Placing words on things defeats my cognitive dysfunction that renders the world a chaotic buzz. Words are the skeleton keys that unlock reality for me.
It is what I do when I write.
"Save Send Delete" concerns two things that have sucked my mental energy: God and Love.
When I sat down to write every day, I did not allow myself passion. Had I, I would still be crying at the desk. Crying and swooning and careening.
No. I was in balancing checkbook mode when I wrote "Save Send Delete." My posture was erect.
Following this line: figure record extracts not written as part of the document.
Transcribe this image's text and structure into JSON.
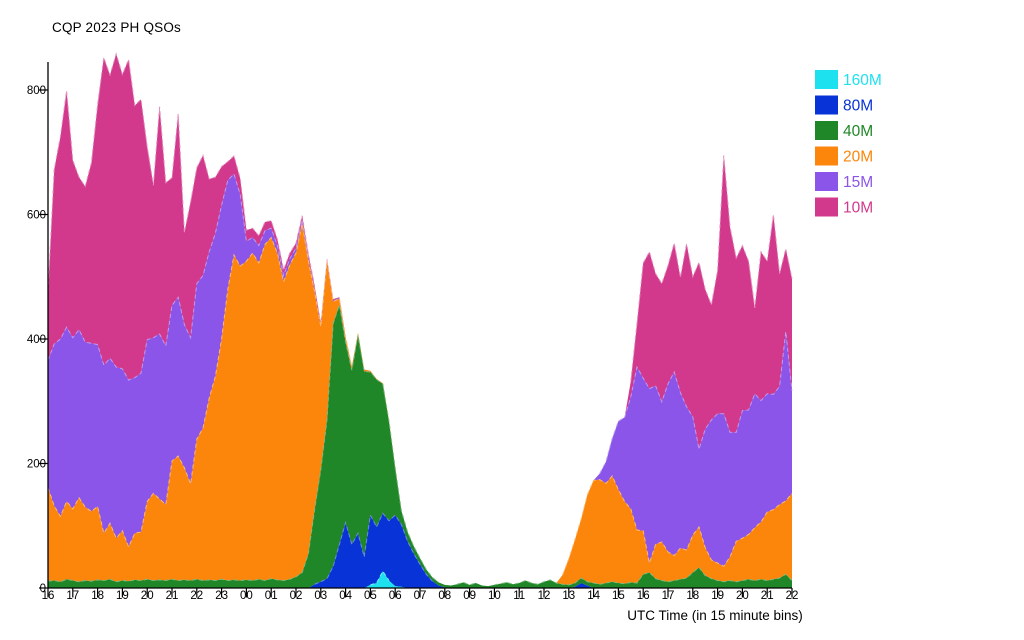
{
  "title": "CQP 2023 PH QSOs",
  "xlabel": "UTC Time (in 15 minute bins)",
  "chart_data": {
    "type": "area",
    "stacked": true,
    "title": "CQP 2023 PH QSOs",
    "xlabel": "UTC Time (in 15 minute bins)",
    "x_unit": "15-minute bins, 16:00 UTC day 1 through 22:00 UTC day 2",
    "x_tick_labels": [
      "16",
      "17",
      "18",
      "19",
      "20",
      "21",
      "22",
      "23",
      "00",
      "01",
      "02",
      "03",
      "04",
      "05",
      "06",
      "07",
      "08",
      "09",
      "10",
      "11",
      "12",
      "13",
      "14",
      "15",
      "16",
      "17",
      "18",
      "19",
      "20",
      "21",
      "22"
    ],
    "y_ticks": [
      0,
      200,
      400,
      600,
      800
    ],
    "ylim": [
      0,
      845
    ],
    "grid": false,
    "legend_position": "upper right",
    "series": [
      {
        "name": "160M",
        "color": "#1EE1EF",
        "values": [
          0,
          0,
          0,
          0,
          0,
          0,
          0,
          0,
          0,
          0,
          0,
          0,
          0,
          0,
          0,
          0,
          0,
          0,
          0,
          0,
          0,
          0,
          0,
          0,
          0,
          0,
          0,
          0,
          0,
          0,
          0,
          0,
          0,
          0,
          0,
          0,
          0,
          0,
          0,
          0,
          0,
          0,
          0,
          0,
          0,
          0,
          0,
          0,
          0,
          0,
          0,
          0,
          5,
          8,
          27,
          12,
          3,
          2,
          0,
          0,
          0,
          0,
          0,
          0,
          0,
          0,
          0,
          0,
          0,
          0,
          0,
          0,
          0,
          0,
          0,
          0,
          0,
          0,
          0,
          0,
          0,
          0,
          0,
          0,
          0,
          0,
          0,
          0,
          0,
          0,
          0,
          0,
          0,
          0,
          0,
          0,
          0,
          0,
          0,
          0,
          0,
          0,
          0,
          0,
          0,
          0,
          0,
          0,
          0,
          0,
          0,
          0,
          0,
          0,
          0,
          0,
          0,
          0,
          0,
          0,
          0
        ]
      },
      {
        "name": "80M",
        "color": "#0833D6",
        "values": [
          0,
          0,
          0,
          0,
          0,
          0,
          0,
          0,
          0,
          0,
          0,
          0,
          0,
          0,
          0,
          0,
          0,
          0,
          0,
          0,
          0,
          0,
          0,
          0,
          0,
          0,
          0,
          0,
          0,
          0,
          0,
          0,
          0,
          0,
          0,
          0,
          0,
          0,
          0,
          0,
          0,
          0,
          0,
          6,
          10,
          15,
          35,
          70,
          105,
          70,
          88,
          50,
          112,
          90,
          93,
          96,
          114,
          100,
          75,
          55,
          38,
          22,
          11,
          4,
          1,
          0,
          0,
          0,
          0,
          0,
          0,
          0,
          0,
          0,
          0,
          0,
          0,
          0,
          0,
          0,
          0,
          0,
          0,
          0,
          0,
          2,
          8,
          4,
          0,
          0,
          0,
          0,
          0,
          0,
          0,
          0,
          0,
          0,
          0,
          0,
          0,
          0,
          0,
          0,
          0,
          0,
          0,
          0,
          0,
          0,
          0,
          0,
          0,
          0,
          0,
          0,
          0,
          0,
          0,
          0,
          0
        ]
      },
      {
        "name": "40M",
        "color": "#1F8727",
        "values": [
          11,
          12,
          10,
          14,
          12,
          10,
          12,
          11,
          13,
          12,
          14,
          10,
          12,
          11,
          13,
          12,
          14,
          12,
          13,
          12,
          14,
          12,
          13,
          12,
          14,
          12,
          13,
          12,
          14,
          12,
          13,
          12,
          13,
          12,
          14,
          12,
          15,
          13,
          12,
          14,
          18,
          25,
          55,
          120,
          180,
          255,
          390,
          385,
          290,
          280,
          318,
          298,
          230,
          237,
          208,
          160,
          76,
          22,
          15,
          12,
          10,
          8,
          6,
          5,
          4,
          4,
          6,
          9,
          5,
          8,
          4,
          3,
          5,
          7,
          9,
          6,
          8,
          12,
          8,
          6,
          10,
          13,
          8,
          6,
          5,
          6,
          8,
          6,
          8,
          6,
          8,
          10,
          8,
          7,
          9,
          8,
          22,
          25,
          15,
          12,
          10,
          12,
          14,
          16,
          25,
          33,
          20,
          15,
          12,
          10,
          12,
          10,
          12,
          14,
          12,
          14,
          12,
          14,
          16,
          22,
          12
        ]
      },
      {
        "name": "20M",
        "color": "#FB860B",
        "values": [
          150,
          120,
          105,
          125,
          115,
          135,
          118,
          112,
          118,
          76,
          90,
          70,
          80,
          55,
          75,
          78,
          125,
          140,
          130,
          122,
          190,
          200,
          180,
          155,
          225,
          245,
          292,
          328,
          386,
          468,
          522,
          505,
          512,
          526,
          508,
          540,
          548,
          525,
          480,
          505,
          520,
          560,
          470,
          350,
          230,
          255,
          35,
          10,
          8,
          6,
          4,
          3,
          2,
          1,
          1,
          1,
          1,
          0,
          0,
          0,
          0,
          0,
          0,
          0,
          0,
          0,
          0,
          0,
          0,
          0,
          0,
          0,
          0,
          0,
          0,
          0,
          0,
          0,
          0,
          0,
          0,
          0,
          0,
          15,
          42,
          70,
          95,
          140,
          165,
          168,
          160,
          170,
          150,
          132,
          118,
          85,
          70,
          15,
          55,
          62,
          48,
          40,
          50,
          45,
          60,
          65,
          45,
          30,
          28,
          25,
          38,
          65,
          68,
          72,
          85,
          92,
          110,
          112,
          118,
          118,
          140
        ]
      },
      {
        "name": "15M",
        "color": "#8A55E8",
        "values": [
          205,
          260,
          285,
          280,
          275,
          270,
          265,
          270,
          260,
          270,
          265,
          275,
          260,
          268,
          250,
          255,
          260,
          250,
          265,
          255,
          250,
          255,
          230,
          235,
          250,
          245,
          235,
          230,
          215,
          175,
          130,
          115,
          32,
          25,
          28,
          22,
          15,
          12,
          10,
          10,
          8,
          6,
          5,
          4,
          3,
          2,
          2,
          1,
          0,
          0,
          0,
          0,
          0,
          0,
          0,
          0,
          0,
          0,
          0,
          0,
          0,
          0,
          0,
          0,
          0,
          0,
          0,
          0,
          0,
          0,
          0,
          0,
          0,
          0,
          0,
          0,
          0,
          0,
          0,
          0,
          0,
          0,
          0,
          0,
          0,
          0,
          0,
          0,
          0,
          10,
          35,
          60,
          110,
          135,
          180,
          262,
          245,
          280,
          255,
          225,
          270,
          295,
          250,
          230,
          190,
          125,
          190,
          225,
          240,
          245,
          200,
          175,
          205,
          200,
          215,
          195,
          190,
          185,
          190,
          272,
          165
        ]
      },
      {
        "name": "10M",
        "color": "#D2398C",
        "values": [
          110,
          280,
          325,
          380,
          285,
          245,
          250,
          290,
          385,
          494,
          455,
          503,
          473,
          515,
          437,
          440,
          310,
          245,
          365,
          262,
          205,
          295,
          148,
          218,
          186,
          193,
          117,
          90,
          62,
          30,
          29,
          26,
          18,
          15,
          16,
          14,
          12,
          10,
          9,
          9,
          8,
          7,
          6,
          5,
          4,
          3,
          2,
          1,
          0,
          0,
          0,
          0,
          0,
          0,
          0,
          0,
          0,
          0,
          0,
          0,
          0,
          0,
          0,
          0,
          0,
          0,
          0,
          0,
          0,
          0,
          0,
          0,
          0,
          0,
          0,
          0,
          0,
          0,
          0,
          0,
          0,
          0,
          0,
          0,
          0,
          0,
          0,
          0,
          0,
          0,
          0,
          0,
          0,
          0,
          25,
          70,
          185,
          220,
          180,
          190,
          190,
          207,
          185,
          262,
          225,
          300,
          225,
          185,
          230,
          415,
          330,
          280,
          265,
          239,
          138,
          239,
          213,
          289,
          181,
          133,
          180
        ]
      }
    ]
  }
}
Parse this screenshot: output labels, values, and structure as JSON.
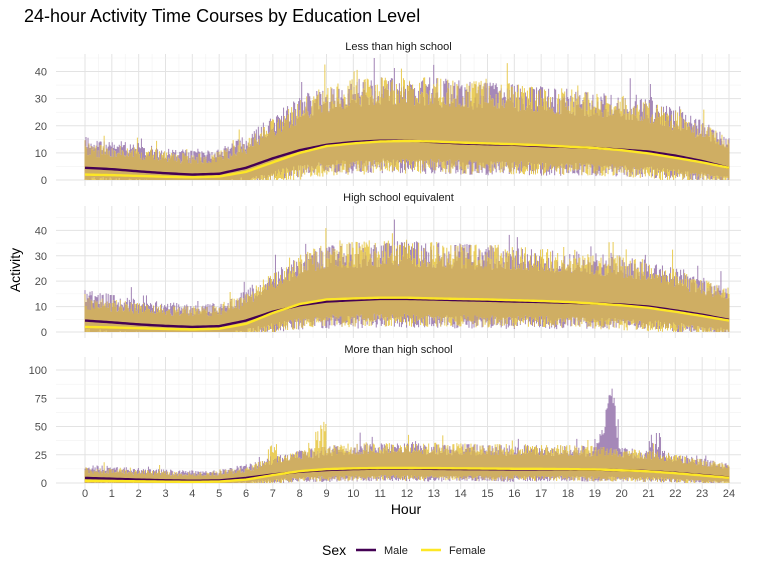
{
  "chart_data": {
    "type": "line",
    "title": "24-hour Activity Time Courses by Education Level",
    "xlabel": "Hour",
    "ylabel": "Activity",
    "xlim": [
      0,
      24
    ],
    "x_ticks": [
      "0",
      "1",
      "2",
      "3",
      "4",
      "5",
      "6",
      "7",
      "8",
      "9",
      "10",
      "11",
      "12",
      "13",
      "14",
      "15",
      "16",
      "17",
      "18",
      "19",
      "20",
      "21",
      "22",
      "23",
      "24"
    ],
    "grid": true,
    "legend": {
      "title": "Sex",
      "placement": "bottom",
      "entries": [
        {
          "label": "Male",
          "color": "#440154"
        },
        {
          "label": "Female",
          "color": "#fde725"
        }
      ]
    },
    "colors": {
      "male_line": "#440154",
      "female_line": "#fde725",
      "male_band": "#9b7bb0",
      "female_band": "#e8c94a",
      "overlap_band": "#cfae63"
    },
    "panels": [
      {
        "strip": "Less than high school",
        "ylim": [
          0,
          45
        ],
        "y_ticks": [
          "0",
          "10",
          "20",
          "30",
          "40"
        ],
        "hours": [
          0,
          1,
          2,
          3,
          4,
          5,
          6,
          7,
          8,
          9,
          10,
          11,
          12,
          13,
          14,
          15,
          16,
          17,
          18,
          19,
          20,
          21,
          22,
          23,
          24
        ],
        "series": [
          {
            "name": "Male",
            "mean": [
              4.5,
              4.0,
              3.2,
              2.5,
              2.0,
              2.3,
              4.5,
              8.0,
              11.0,
              13.0,
              14.0,
              14.5,
              14.5,
              14.0,
              13.5,
              13.2,
              13.0,
              12.5,
              12.2,
              11.8,
              11.2,
              10.5,
              9.0,
              7.0,
              4.5
            ]
          },
          {
            "name": "Female",
            "mean": [
              2.0,
              1.8,
              1.5,
              1.2,
              1.0,
              1.3,
              3.0,
              6.5,
              10.0,
              12.5,
              13.5,
              14.2,
              14.4,
              14.2,
              13.8,
              13.5,
              13.2,
              12.8,
              12.3,
              11.8,
              11.0,
              9.8,
              8.2,
              6.5,
              4.5
            ]
          }
        ]
      },
      {
        "strip": "High school equivalent",
        "ylim": [
          0,
          48
        ],
        "y_ticks": [
          "0",
          "10",
          "20",
          "30",
          "40"
        ],
        "hours": [
          0,
          1,
          2,
          3,
          4,
          5,
          6,
          7,
          8,
          9,
          10,
          11,
          12,
          13,
          14,
          15,
          16,
          17,
          18,
          19,
          20,
          21,
          22,
          23,
          24
        ],
        "series": [
          {
            "name": "Male",
            "mean": [
              4.5,
              3.8,
              3.0,
              2.4,
              2.0,
              2.3,
              4.5,
              8.0,
              10.5,
              12.0,
              12.5,
              13.0,
              13.0,
              12.8,
              12.5,
              12.3,
              12.0,
              11.8,
              11.5,
              11.2,
              10.8,
              10.0,
              8.5,
              6.8,
              4.8
            ]
          },
          {
            "name": "Female",
            "mean": [
              2.0,
              1.8,
              1.5,
              1.2,
              1.0,
              1.3,
              3.2,
              7.5,
              11.0,
              12.8,
              13.2,
              13.5,
              13.5,
              13.2,
              13.0,
              12.8,
              12.5,
              12.2,
              11.8,
              11.2,
              10.5,
              9.5,
              8.0,
              6.3,
              4.5
            ]
          }
        ]
      },
      {
        "strip": "More than high school",
        "ylim": [
          0,
          108
        ],
        "y_ticks": [
          "0",
          "25",
          "50",
          "75",
          "100"
        ],
        "hours": [
          0,
          1,
          2,
          3,
          4,
          5,
          6,
          7,
          8,
          9,
          10,
          11,
          12,
          13,
          14,
          15,
          16,
          17,
          18,
          19,
          20,
          21,
          22,
          23,
          24
        ],
        "series": [
          {
            "name": "Male",
            "mean": [
              4.5,
              3.8,
              3.0,
              2.4,
              2.0,
              2.3,
              4.5,
              7.5,
              10.0,
              11.5,
              12.3,
              12.8,
              12.8,
              12.5,
              12.3,
              12.2,
              12.0,
              12.0,
              12.0,
              11.8,
              11.3,
              10.5,
              9.0,
              7.0,
              4.8
            ]
          },
          {
            "name": "Female",
            "mean": [
              2.0,
              1.8,
              1.5,
              1.2,
              1.0,
              1.3,
              3.0,
              7.0,
              10.5,
              12.3,
              13.0,
              13.3,
              13.3,
              13.2,
              13.0,
              12.8,
              12.6,
              12.5,
              12.3,
              12.0,
              11.3,
              10.3,
              8.7,
              6.7,
              4.6
            ]
          }
        ]
      }
    ]
  }
}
I was listening to Bach and wearing Ma Grife, a severe, spinster-schoolmarm perfume that smells of citrus and juniper.
I never allow myself emotions while writing. I do, rather, what I do in the supermarket, what I do when birdwatching. I translate the overwhelming throb of reality that beats against my anxious brain like moth wings beating against a hurricane lamp. I don't say, "This is an orange," I say, "This is the way his eye moves when he tells a lie."
Drop by drop, item by item, bird breast by bird breast, I apply discrete words to discrete realities and the world comes to make sense. For the day, mystery is tamed, anxiety quelled, and I can find some cognitive peace.
This is a cool process. This is a rational process. Believe me. I'm an early morning, caffeinated, green eye-shade, add-subtract writer. Not a puffy sleeve, quill-dipped-in-purple-ink, absinthe-quaffing midnight writer.
"Passionate," though. People keep calling my writing "passionate." Why?
Here's why, I think. It's exactly because of my writerly process.
I tell my students: Don't use hyperbole. Don't use ad hominem. Don't bother.
The facts, ma'am. Just the facts. If you just report the facts, no embroidery, no hyperbole, if you just, as 12 Step puts it, "Show up and tell the truth," readers will shit their pants. The unvarnished truth is so rare.
That's what I strive for as a writer. Just to put the facts down on the page. To these facts, the reader brings his own passion.